As she slides into the seat, I feel a strange sense of calm settle over me. It’s just a ride, just two people driving home. But somehow, it feels more important than that.

The car pulls away from the curb, and I try to settle into the comfort of the quiet, but it’s hard with her so close. The night is still, the hum of the car the only sound between us. I glance at her out of the corner of my eye, my grip tightening on the steering wheel.

“Thanks for the ride,” she says after a few moments, breaking the silence. Her voice is softer now, and I can sense that she’s not as tense as she was earlier.

“Anytime,” I say, my gaze fixed on the road ahead. “It’s a quiet night. Thought you might appreciate a lift.”

She nods, but then the conversation shifts, and I’m not sure how it happens. Maybe it’s just the stillness of the night, or maybe it’s the fact that we’re alone.
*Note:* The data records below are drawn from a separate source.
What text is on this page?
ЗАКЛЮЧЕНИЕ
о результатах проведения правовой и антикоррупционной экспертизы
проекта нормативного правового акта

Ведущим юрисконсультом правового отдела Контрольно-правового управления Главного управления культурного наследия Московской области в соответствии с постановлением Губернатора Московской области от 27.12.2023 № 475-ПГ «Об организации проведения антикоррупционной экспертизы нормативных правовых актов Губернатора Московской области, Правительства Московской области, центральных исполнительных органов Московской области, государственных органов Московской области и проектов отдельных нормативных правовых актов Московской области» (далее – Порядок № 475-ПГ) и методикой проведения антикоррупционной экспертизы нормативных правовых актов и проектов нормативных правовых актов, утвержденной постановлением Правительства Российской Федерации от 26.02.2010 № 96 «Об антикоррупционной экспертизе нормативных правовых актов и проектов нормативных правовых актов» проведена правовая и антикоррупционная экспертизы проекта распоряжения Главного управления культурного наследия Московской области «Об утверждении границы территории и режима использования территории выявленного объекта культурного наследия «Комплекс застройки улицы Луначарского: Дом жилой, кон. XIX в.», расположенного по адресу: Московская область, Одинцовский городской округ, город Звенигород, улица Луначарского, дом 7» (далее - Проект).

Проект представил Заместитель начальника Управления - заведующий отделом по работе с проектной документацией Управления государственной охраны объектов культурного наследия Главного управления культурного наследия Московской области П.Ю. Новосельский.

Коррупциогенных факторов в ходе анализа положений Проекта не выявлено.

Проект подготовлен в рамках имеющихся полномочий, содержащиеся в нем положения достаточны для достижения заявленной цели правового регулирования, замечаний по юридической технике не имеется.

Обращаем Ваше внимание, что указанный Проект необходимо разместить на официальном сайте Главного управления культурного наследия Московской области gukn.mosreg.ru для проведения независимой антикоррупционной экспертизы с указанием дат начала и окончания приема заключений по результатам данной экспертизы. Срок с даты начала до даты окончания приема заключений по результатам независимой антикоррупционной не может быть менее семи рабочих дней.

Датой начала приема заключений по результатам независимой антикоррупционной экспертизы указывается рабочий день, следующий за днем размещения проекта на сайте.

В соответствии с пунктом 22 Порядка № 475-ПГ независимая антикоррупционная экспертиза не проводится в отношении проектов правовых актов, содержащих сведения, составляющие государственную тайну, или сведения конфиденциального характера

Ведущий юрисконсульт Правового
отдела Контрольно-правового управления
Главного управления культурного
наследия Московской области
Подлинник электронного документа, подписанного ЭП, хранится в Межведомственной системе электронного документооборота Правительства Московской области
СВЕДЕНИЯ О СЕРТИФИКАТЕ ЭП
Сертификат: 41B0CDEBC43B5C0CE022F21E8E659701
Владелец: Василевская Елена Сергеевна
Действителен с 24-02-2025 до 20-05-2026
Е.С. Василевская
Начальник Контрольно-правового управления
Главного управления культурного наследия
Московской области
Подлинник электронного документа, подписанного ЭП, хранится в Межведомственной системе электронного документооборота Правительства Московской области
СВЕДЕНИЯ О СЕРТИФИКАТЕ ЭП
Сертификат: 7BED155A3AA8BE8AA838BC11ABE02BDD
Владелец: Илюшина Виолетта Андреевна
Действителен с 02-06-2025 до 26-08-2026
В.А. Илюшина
I glance at her for a moment, caught off guard by the question. “I’m from around here. Grew up in Ocean Bay, spent most of my life here.” I pause, remembering how easy it used to be to leave for work and travel to the city, always coming back to the quiet of the town when I needed it.

“Funny,” I continue, a little more relaxed, “I thought I’d want to leave it behind when I was younger. But now? I can’t seem to imagine living anywhere else.”

Lucy smiles softly, and I’m struck by the way her expression softens. “That’s nice,” she says quietly, “finding a place like that.”

It feels like we’ve been talking for hours even though it’s only been a few minutes, the conversation flowing with ease. We start talking about childhood memories, little pieces of the past that make us who we are today. I find myself telling her about my childhood — about the small house we lived in, about my mom always making sure I had time for everything that mattered, even when I was so focused on my work.